Chapter 17: Transactions
Transaction Management
A single user’s access to the database (DB) is represented as one or more transactions executed by the Database System (DBS), including operations such as select, insert, delete, and update.
- Transactions are the fundamental logical units of the Database Application System (DBAS) and the basic units managed by the Database Management System (DBMS).
Multi-user concurrent access to the database is represented as one or more transactions executed concurrently by the DBS.
If more than two transactions access to shared data \(Q\), who ensures data integrities (ACID)?
- Recovery-management in DBMS is responsible for atomicity and durability.
- Concurrency-control in DBMS is responsible for isolation and consistency.
Transaction Concept
- Def. The transaction is a unit of DBAS, executing accesses and updates various data items in DB.
- Def.

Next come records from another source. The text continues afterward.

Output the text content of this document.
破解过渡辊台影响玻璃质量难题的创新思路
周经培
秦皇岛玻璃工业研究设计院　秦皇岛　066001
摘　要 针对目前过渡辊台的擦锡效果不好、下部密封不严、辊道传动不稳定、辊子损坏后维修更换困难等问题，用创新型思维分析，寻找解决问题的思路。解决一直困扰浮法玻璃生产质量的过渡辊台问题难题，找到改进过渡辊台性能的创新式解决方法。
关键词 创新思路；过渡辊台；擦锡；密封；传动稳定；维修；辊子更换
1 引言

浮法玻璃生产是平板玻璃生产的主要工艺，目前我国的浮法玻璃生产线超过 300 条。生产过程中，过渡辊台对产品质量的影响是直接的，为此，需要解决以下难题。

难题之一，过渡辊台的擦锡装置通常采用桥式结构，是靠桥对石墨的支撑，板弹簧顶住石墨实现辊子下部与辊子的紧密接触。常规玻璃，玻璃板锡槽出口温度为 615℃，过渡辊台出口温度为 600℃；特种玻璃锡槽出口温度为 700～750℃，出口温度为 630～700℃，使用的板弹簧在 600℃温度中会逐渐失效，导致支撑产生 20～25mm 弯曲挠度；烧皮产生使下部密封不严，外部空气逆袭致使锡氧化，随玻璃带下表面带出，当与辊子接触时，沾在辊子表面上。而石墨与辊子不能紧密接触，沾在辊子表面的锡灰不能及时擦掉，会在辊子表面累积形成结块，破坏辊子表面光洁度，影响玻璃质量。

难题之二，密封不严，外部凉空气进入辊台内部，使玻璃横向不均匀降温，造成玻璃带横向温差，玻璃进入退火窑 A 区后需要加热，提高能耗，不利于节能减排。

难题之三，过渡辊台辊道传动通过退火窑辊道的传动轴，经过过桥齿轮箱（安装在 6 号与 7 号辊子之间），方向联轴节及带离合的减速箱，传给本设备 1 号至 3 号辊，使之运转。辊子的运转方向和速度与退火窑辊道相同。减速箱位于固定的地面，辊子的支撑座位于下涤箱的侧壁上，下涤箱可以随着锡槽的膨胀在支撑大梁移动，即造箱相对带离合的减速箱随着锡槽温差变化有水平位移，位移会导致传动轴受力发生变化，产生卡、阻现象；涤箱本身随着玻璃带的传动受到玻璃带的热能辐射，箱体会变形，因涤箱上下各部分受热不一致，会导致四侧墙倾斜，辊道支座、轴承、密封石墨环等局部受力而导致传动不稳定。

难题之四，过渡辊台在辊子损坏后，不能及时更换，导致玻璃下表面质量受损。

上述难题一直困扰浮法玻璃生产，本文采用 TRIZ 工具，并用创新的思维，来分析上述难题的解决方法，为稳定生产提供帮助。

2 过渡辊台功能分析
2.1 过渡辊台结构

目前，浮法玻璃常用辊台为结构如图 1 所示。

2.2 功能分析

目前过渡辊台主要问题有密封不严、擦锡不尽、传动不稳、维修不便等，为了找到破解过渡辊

A transaction consists of operations delimited by statements
- begin transaction and end transaction.
- operations: read or write on DB.
A transaction is initialized by an application program written in
- DML, such as SQL.
- programming languages, such as C++ embedded accesses.
Transaction Model
Each data access, such as select, update in SQL is translated/decomposed into read and write operations. This means DBMS executes read and write operations to fulfill data access in transactions.
DBMS allocates local buffer in main memory as working area. THe DB permanently resides on disk, but some portion is temporarily residing in buffer in main memory.
- Def.
read(X)- transfers data item
Xfrom DB files on disk buffer or disk to a variable, also calledX, in the local buffer, belonging to a transaction that executes the read operation.
- transfers data item
- Def.
write(X)- transfers the value in variable
Xin local buffer back to data itemXin DB files on disk, belonging to a transaction that executes the write operation.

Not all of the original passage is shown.